ECHR fines Turkey over conviction of journalists
AFP PhotoThe European Court of Human Rights (ECHR) has ordered Turkey to pay 3,360 euros for violating freedom of expression, after the application of two journalists from daily Evrensel who were convicted for publishing an article containing a statement by an illegal armed organization.
The court ruled unanimously that there had been a violation of Article 10 (freedom of expression) of the European Convention on Human Rights and ordered Turkey to pay Ahmet Sami Belek and Savaş Velioğlu a total of 3,360 euros in pecuniary and non-pecuniary damages.

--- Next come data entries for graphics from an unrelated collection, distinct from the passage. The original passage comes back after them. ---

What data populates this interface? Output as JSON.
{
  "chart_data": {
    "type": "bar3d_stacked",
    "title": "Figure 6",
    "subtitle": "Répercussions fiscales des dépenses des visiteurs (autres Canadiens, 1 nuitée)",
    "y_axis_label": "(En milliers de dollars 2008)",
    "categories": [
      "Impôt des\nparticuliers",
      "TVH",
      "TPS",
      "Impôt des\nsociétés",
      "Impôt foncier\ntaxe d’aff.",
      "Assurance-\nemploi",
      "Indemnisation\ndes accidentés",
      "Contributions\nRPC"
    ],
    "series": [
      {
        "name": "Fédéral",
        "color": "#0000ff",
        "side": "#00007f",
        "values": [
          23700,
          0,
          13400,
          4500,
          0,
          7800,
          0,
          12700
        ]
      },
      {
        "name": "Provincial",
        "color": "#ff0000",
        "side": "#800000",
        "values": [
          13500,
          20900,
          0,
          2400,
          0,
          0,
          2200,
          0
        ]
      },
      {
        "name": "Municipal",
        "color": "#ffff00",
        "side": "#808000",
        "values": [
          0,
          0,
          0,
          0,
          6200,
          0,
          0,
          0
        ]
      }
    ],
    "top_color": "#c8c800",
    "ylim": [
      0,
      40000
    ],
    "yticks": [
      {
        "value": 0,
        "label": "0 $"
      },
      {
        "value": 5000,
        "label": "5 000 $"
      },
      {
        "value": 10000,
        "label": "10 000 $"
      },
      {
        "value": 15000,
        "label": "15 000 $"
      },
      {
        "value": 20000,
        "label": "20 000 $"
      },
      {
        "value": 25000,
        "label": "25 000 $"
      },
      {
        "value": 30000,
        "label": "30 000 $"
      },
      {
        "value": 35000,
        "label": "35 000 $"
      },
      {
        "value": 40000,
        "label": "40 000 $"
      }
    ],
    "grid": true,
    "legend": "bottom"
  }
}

Belek is the proprietor and Velioğlu is the editor of Evrensel.
The two applicants were convicted by a Turkish State Security Court for publishing an article back in 2003 containing a statement by an illegal armed organization.
However, the ECHR found that the text did not contain any call for violence, armed resistance or insurrection and also did not amount to hate speech.
On May 21, 2003, Evrensel published an article containing a statement by members of the outlawed Kurdistan Freedom and Democracy Congress (KADEK), an affiliate of the outlawed Kurdistan Workers’ Party (PKK).
The public prosecutor issued an indictment against the newspaper on the following day, and on Dec. 10, 2003 a State Security Court ordered Belek and Velioğlu to pay fines equivalent to approximately 575 euros and 285 euros respectively. It also banned the publication of the newspaper for three days.
Belek and Velioğlu later appealed to the ECHR, relying on Article 6 (right to a fair trial) and Article 10 (freedom of expression) of the European Convention on Human Rights.